Shenzhen, China-headquartered DJI has expanded to California’s Silicon Valley by opening a new research and development (R&D) office in Palo Alto.
Rob Schlub joins the company as vice president of R&D, and Darren Liccardo joins as vice president of engineering. The two will open and run the new office, which will eventually include several dozen engineers.
The office will conduct its own R&D for DJI, as well as facilitate and deepen collaboration with Silicon Valley’s robotics community. The new location will add to and diversify DJI’s R&D operations, which to date, have been largely focused in Shenzhen but have been expanding internationally in recent months. DJI says it has an R&D staff of 1,500, as well as hundreds of patents on file.
DJI is a global developer and manufacturer of drone and camera technology for commercial and recreational use. Its global operations currently span North America, Europe and Asia, and its products have been bought by customers in over 100 countries. The company recently established a corporate partnership with Hasselblad Group, a Sweden-based manufacturer of medium-format cameras and lenses.
Schlub joins DJI following several years of experience at Apple, where he was initially hired to work on the original iPhone. In his eight years there, he built and led Apple’s antenna-design team and left the company as its director of antenna design. Before Apple, Rob was a principal engineer at Antenova in Cambridge, England, where he led a team developing antenna technology for cellular products. He holds 120 patents, patent applications and publications.

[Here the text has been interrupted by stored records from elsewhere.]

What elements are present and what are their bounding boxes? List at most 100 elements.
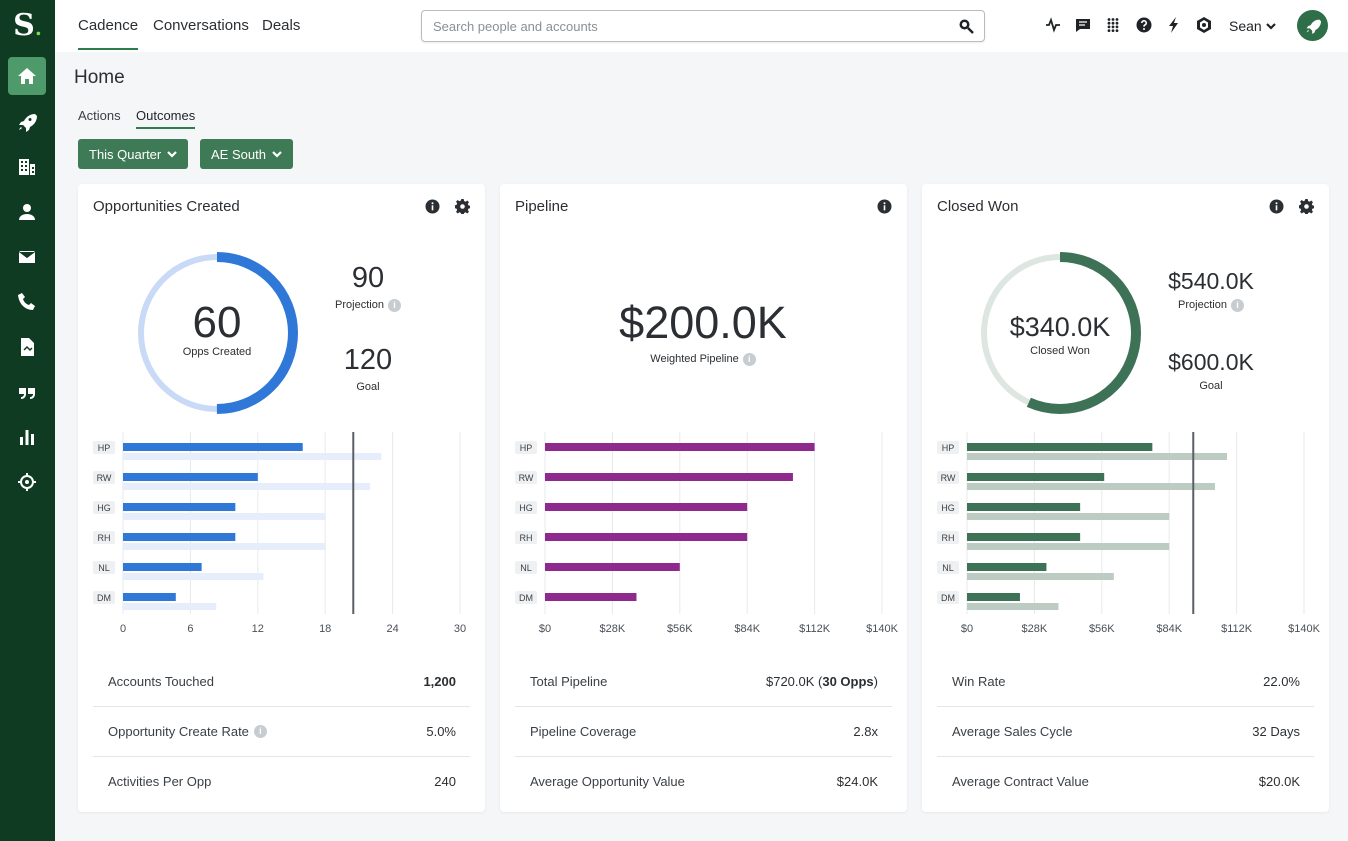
category-label: HP [942, 443, 955, 453]
team-filter-button[interactable]: AE South [200, 139, 293, 169]
tab-actions[interactable]: Actions [78, 108, 121, 123]
x-tick-label: $0 [539, 623, 551, 635]
x-tick-label: 18 [319, 623, 331, 635]
x-tick-label: $140K [866, 623, 898, 635]
x-tick-label: $56K [1089, 623, 1115, 635]
category-badge [937, 441, 959, 454]
category-badge [515, 591, 537, 604]
avatar[interactable] [1297, 10, 1328, 41]
rocket-icon [19, 114, 37, 132]
closed-won-metric: $340.0K Closed Won [1000, 312, 1120, 357]
nav-snippets[interactable] [8, 373, 46, 411]
help-icon[interactable] [1136, 17, 1152, 33]
opportunities-created-card: Opportunities Created 60 Opps Created 90… [78, 184, 485, 812]
x-tick-label: 6 [187, 623, 193, 635]
category-label: RW [519, 473, 534, 483]
category-badge [93, 561, 115, 574]
bar-primary [967, 473, 1105, 481]
opps-created-label: Opps Created [182, 346, 252, 358]
opps-bar-chart: 0 6 12 18 24 30 HP RW HG RH NL DM [93, 432, 475, 642]
closed-goal-label: Goal [1199, 380, 1223, 392]
search-input[interactable] [422, 11, 922, 41]
tab-conversations[interactable]: Conversations [153, 17, 249, 34]
nav-accounts[interactable] [8, 148, 46, 186]
chevron-down-icon[interactable] [1265, 20, 1277, 32]
sidebar: S. [0, 0, 55, 841]
weighted-pipeline-metric: $200.0K Weighted Pipeline i [553, 297, 853, 367]
bar-secondary [967, 603, 1059, 610]
info-icon[interactable] [877, 199, 892, 214]
info-icon[interactable]: i [1230, 298, 1244, 312]
bar-primary [123, 533, 236, 541]
top-bar: Cadence Conversations Deals Sean [55, 0, 1348, 52]
gear-icon[interactable] [1298, 199, 1315, 215]
info-icon[interactable]: i [742, 352, 756, 366]
card-title: Closed Won [937, 198, 1019, 215]
tab-deals[interactable]: Deals [262, 17, 301, 34]
bar-secondary [967, 573, 1114, 580]
closed-won-value: $340.0K [1009, 312, 1111, 342]
page-title: Home [74, 67, 125, 88]
bar-row: HP [937, 441, 1227, 460]
stat-row: Total Pipeline $720.0K (30 Opps) [515, 657, 892, 707]
nav-targets[interactable] [8, 463, 46, 501]
tab-cadence[interactable]: Cadence [78, 17, 139, 50]
info-icon[interactable]: i [253, 725, 267, 738]
closed-goal-value: $600.0K [1168, 349, 1254, 375]
phone-icon [18, 293, 35, 310]
bar-primary [545, 443, 815, 451]
bar-row: HG [93, 501, 326, 520]
quarter-filter-button[interactable]: This Quarter [78, 139, 189, 169]
bar-row: NL [93, 561, 264, 580]
bar-primary [545, 473, 793, 481]
category-label: NL [520, 563, 532, 573]
search-icon[interactable] [958, 18, 974, 34]
stat-label: Pipeline Coverage [530, 724, 637, 739]
info-icon[interactable]: i [387, 298, 401, 312]
gear-icon[interactable] [454, 199, 471, 215]
opps-created-value: 60 [192, 298, 242, 347]
nav-analytics[interactable] [8, 418, 46, 456]
nav-cadence[interactable] [8, 103, 46, 141]
chat-icon[interactable] [1075, 17, 1091, 33]
category-label: HG [519, 503, 533, 513]
lightning-icon[interactable] [1166, 17, 1182, 33]
bar-row: HP [93, 441, 382, 460]
tab-outcomes[interactable]: Outcomes [136, 108, 196, 129]
stat-value: 32 Days [1252, 724, 1300, 739]
chevron-down-icon [272, 151, 282, 158]
apps-grid-icon[interactable] [1105, 17, 1121, 33]
integrations-icon[interactable] [1196, 17, 1212, 33]
closed-won-card: Closed Won $340.0K Closed Won $540.0K Pr… [922, 184, 1329, 812]
stat-row: Opportunity Create Rate i 5.0% [93, 707, 470, 757]
search-bar [421, 10, 985, 42]
bar-secondary [123, 453, 382, 460]
bar-secondary [123, 543, 326, 550]
card-title: Opportunities Created [93, 198, 240, 215]
x-tick-label: $84K [1156, 623, 1182, 635]
nav-calls[interactable] [8, 283, 46, 321]
category-label: HP [98, 443, 111, 453]
bar-chart-icon [20, 430, 34, 445]
user-name[interactable]: Sean [1229, 18, 1262, 34]
quote-icon [19, 388, 35, 399]
info-icon[interactable] [425, 199, 440, 214]
stat-row: Activities Per Opp 240 [93, 757, 470, 807]
category-label: DM [97, 593, 111, 603]
activity-icon[interactable] [1045, 17, 1061, 33]
bar-row: RW [515, 471, 793, 484]
stat-value: 240 [434, 774, 456, 789]
bar-secondary [967, 453, 1227, 460]
building-icon [19, 159, 35, 175]
quarter-filter-label: This Quarter [89, 146, 162, 162]
bar-primary [545, 593, 637, 601]
nav-home[interactable] [8, 57, 46, 95]
person-icon [19, 204, 35, 220]
nav-people[interactable] [8, 193, 46, 231]
info-icon[interactable] [1269, 199, 1284, 214]
nav-email[interactable] [8, 238, 46, 276]
closed-goal: $600.0K Goal [1161, 349, 1261, 394]
nav-documents[interactable] [8, 328, 46, 366]
app-logo[interactable]: S. [13, 8, 42, 43]
stat-value: 2.8x [853, 724, 878, 739]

“We couldn’t be more excited to be expanding R&D into Palo Alto,” he says. “The tremendous talent and technology of Silicon Valley will help us continue to design market-defining products that change the world.”

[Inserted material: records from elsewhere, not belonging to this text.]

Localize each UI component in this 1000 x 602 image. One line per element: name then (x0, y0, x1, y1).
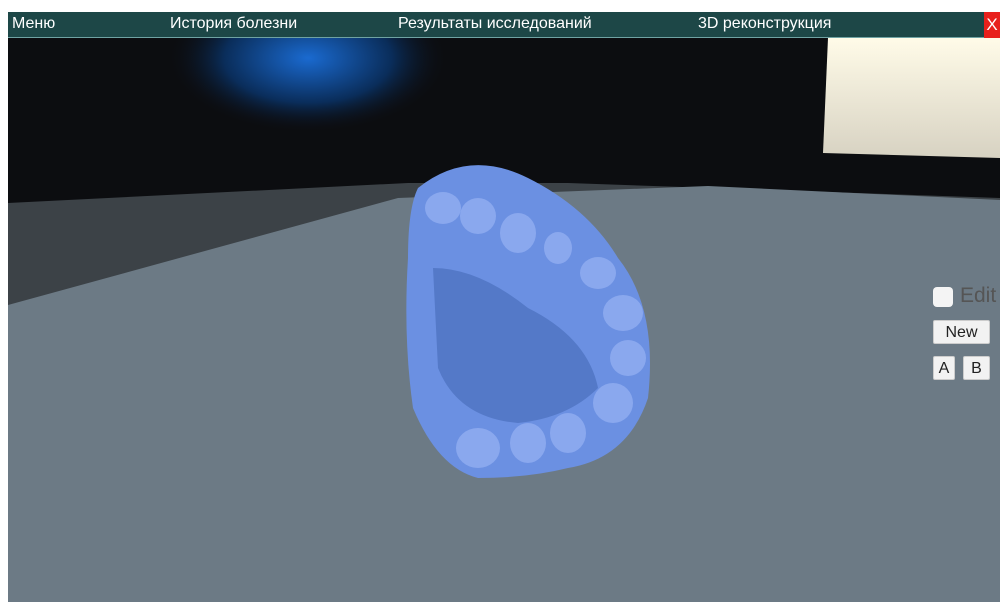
menu-item[interactable]: Результаты исследований (398, 15, 592, 32)
button-b[interactable]: B (963, 356, 990, 380)
checkbox-label[interactable]: Edit (960, 284, 997, 307)
close-button[interactable]: X (984, 12, 1000, 38)
light-panel (823, 38, 1000, 158)
new-button[interactable]: New (933, 320, 990, 344)
menu-item[interactable]: История болезни (170, 15, 298, 32)
checkbox[interactable] (933, 287, 953, 307)
3d-viewport[interactable] (8, 38, 1000, 602)
teeth (425, 192, 646, 468)
menu-item[interactable]: 3D реконструкция (698, 15, 832, 32)
palate (433, 268, 598, 423)
menu-bar: Меню История болезни Результаты исследов… (8, 12, 1000, 38)
menu-item[interactable]: Меню (12, 15, 56, 32)
button-a[interactable]: A (933, 356, 955, 380)
light-glow (168, 38, 448, 133)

Liccardo’s background is in automotive and aerospace engineering, specializing in autonomous systems. He comes to DJI from Tesla Motors, where he was the electric car company’s director of autopilot engineering. Previously, he led efforts in autonomous-driving research and technology scouting at BMW’s technology office – the German automaker’s Silicon Valley outpost. Prior to that, he was director of inertial systems at Crossbow Technology, a Silicon Valley start-up that developed solid-state inertial/GPS navigation systems for aircraft and robotic applications.